4pr0n / ripme

Downloads albums in bulk
MIT License
918 stars 204 forks source link

Implementing "after" logic when ripping reddit-stuff #431

Open ScuttleSE opened 7 years ago

ScuttleSE commented 7 years ago

Right now, if I run java -jar ripme.jar -d -t 25 -u "https://www.reddit.com/user/userid"

ripme will run through the userid and download all the submissions, the ones already downloaded will be skipped, but ripme will still try to download them.

If ripme could remember what the last submission it downloaded was, the next time I ripped the same user, ripme could resume where it last stopped.

The reddit API has the after-tag which you could easily save in a textfile, then the next time the userid is ripped, read the textfile and resume from there.

This would also solve the "problem" of deleteing unwanted files. Since ripme will resume from the last submission it downloaded last rip, it will not re-download old files.

Also, if you want to re-download a user, just delete the textfile with the after-tag

metaprime commented 7 years ago

I have been considering this as well. One concern with the "if you want to re-download, just do XYZ" is that sort of thing gets to be pretty terrible when there's a different way for each kind of album. I'd like to attach this to some global setting for all rerip-related things. There's a number of issues open related to improving re-rip scenarios. The general solution is to save a list of links to actual image files that have already been downloaded and not re-download those. To optimize for certain sites like reddit, we could have additional logic for most recently ripped.

Note: the reddit ripper actually starts at most recent and works backward. Wouldn't necessarily be required to filter with the after-tag if the link of the most recently ripped post were saved, but that would certainly help.

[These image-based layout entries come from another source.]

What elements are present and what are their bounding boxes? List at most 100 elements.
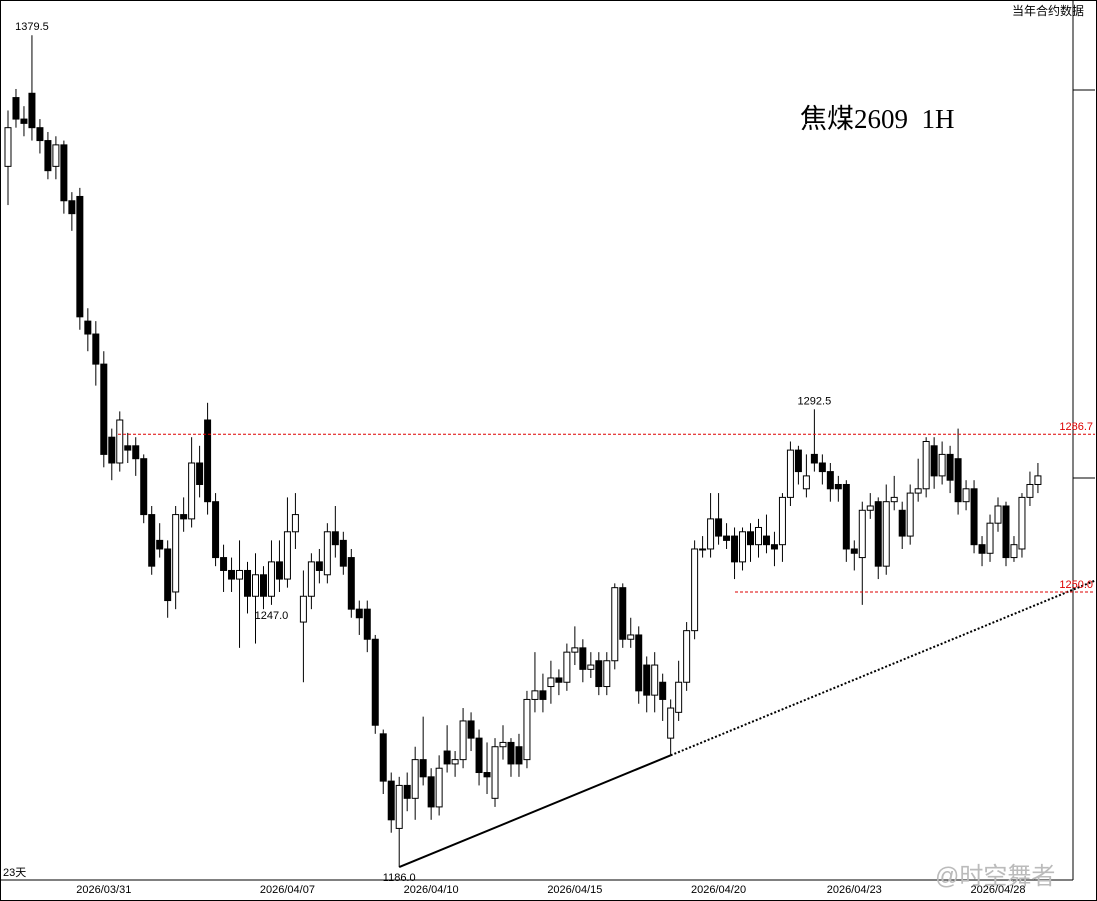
candle-body xyxy=(156,539,164,550)
level-label: 1286.7 xyxy=(1059,421,1093,433)
candle-body xyxy=(76,195,84,318)
candle-body xyxy=(475,737,483,774)
candle-body xyxy=(251,574,259,597)
price-annotation: 1292.5 xyxy=(798,395,832,407)
candle-body xyxy=(906,492,914,537)
candle-body xyxy=(555,677,563,683)
candle-body xyxy=(707,518,715,550)
x-tick-label: 2026/04/15 xyxy=(547,884,602,896)
candle-body xyxy=(938,453,946,477)
candle-body xyxy=(778,496,786,546)
candle-body xyxy=(874,501,882,567)
candle-body xyxy=(986,522,994,554)
candle-body xyxy=(994,505,1002,524)
candle-body xyxy=(339,539,347,567)
candle-body xyxy=(28,92,36,129)
candle-body xyxy=(196,462,204,485)
candle-body xyxy=(675,681,683,713)
candle-body xyxy=(754,526,762,546)
candle-body xyxy=(1018,496,1026,550)
watermark: @时空舞者 xyxy=(935,863,1055,890)
candle-body xyxy=(275,561,283,580)
candle-body xyxy=(523,698,531,761)
candle-body xyxy=(419,759,427,778)
candle-body xyxy=(810,453,818,464)
candle-body xyxy=(164,548,172,602)
candle-body xyxy=(834,483,842,490)
candle-body xyxy=(451,759,459,765)
candle-body xyxy=(443,750,451,765)
candle-body xyxy=(723,535,731,541)
candle-body xyxy=(643,664,651,696)
candle-body xyxy=(858,509,866,559)
candle-body xyxy=(355,608,363,619)
candle-body xyxy=(603,660,611,688)
candle-body xyxy=(4,127,12,167)
candle-body xyxy=(683,630,691,683)
candle-body xyxy=(579,647,587,670)
candle-body xyxy=(635,634,643,692)
candle-body xyxy=(52,144,60,167)
candle-body xyxy=(395,784,403,829)
candle-body xyxy=(930,445,938,477)
candle-body xyxy=(435,767,443,808)
candle-body xyxy=(236,569,244,580)
candle-body xyxy=(283,531,291,580)
candle-body xyxy=(307,561,315,597)
candle-body xyxy=(1002,505,1010,559)
candle-body xyxy=(267,561,275,597)
candle-body xyxy=(747,531,755,546)
candle-body xyxy=(794,449,802,473)
candle-body xyxy=(12,97,20,120)
candle-body xyxy=(459,720,467,761)
candle-body xyxy=(259,574,267,597)
candle-body xyxy=(323,531,331,576)
candle-body xyxy=(762,535,770,546)
corner-label: 当年合约数据 xyxy=(1012,3,1084,18)
candle-body xyxy=(731,535,739,563)
candle-body xyxy=(212,501,220,559)
candle-body xyxy=(547,677,555,688)
candle-body xyxy=(347,557,355,610)
candle-body xyxy=(68,200,76,215)
candle-body xyxy=(299,595,307,623)
price-annotation: 1247.0 xyxy=(255,610,289,622)
candle-body xyxy=(914,488,922,494)
candle-body xyxy=(92,333,100,365)
candle-body xyxy=(483,772,491,778)
candle-body xyxy=(387,780,395,821)
candle-body xyxy=(172,514,180,593)
candle-body xyxy=(1026,483,1034,498)
candle-body xyxy=(148,514,156,567)
candle-body xyxy=(467,720,475,739)
candle-body xyxy=(84,320,92,335)
candle-body xyxy=(563,651,571,683)
candle-body xyxy=(204,419,212,503)
candle-body xyxy=(962,488,970,503)
candle-body xyxy=(220,557,228,571)
candle-body xyxy=(531,690,539,700)
candle-body xyxy=(866,505,874,511)
candle-body xyxy=(116,419,124,464)
trendline xyxy=(398,754,672,869)
candle-body xyxy=(667,707,675,739)
candle-body xyxy=(108,436,116,464)
candle-body xyxy=(587,664,595,670)
candle-body xyxy=(507,741,515,765)
candle-body xyxy=(291,514,299,533)
candle-body xyxy=(44,140,52,172)
candle-body xyxy=(515,746,523,765)
candle-body xyxy=(651,664,659,696)
x-tick-label: 2026/04/07 xyxy=(260,884,315,896)
candle-body xyxy=(499,741,507,748)
candle-body xyxy=(659,681,667,700)
candle-body xyxy=(331,531,339,546)
price-annotation: 1379.5 xyxy=(15,21,49,33)
candle-body xyxy=(571,647,579,653)
candle-body xyxy=(403,784,411,799)
candle-body xyxy=(315,561,323,571)
candle-body xyxy=(188,462,196,520)
candle-body xyxy=(611,587,619,662)
candle-body xyxy=(826,471,834,490)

Also, I want to make sure we continue to support the scenario where you had to cancel a rip when it was partially complete for some reason, but it was still working backwards. You'd still want to continue ripping the stuff you hadn't yet ripped that was older when you resumed. So the logic for saving and resuming based on the most recent link only should only be enabled if it is the case that the rip previously completed the entire rip completely and successfully (modulo 404s).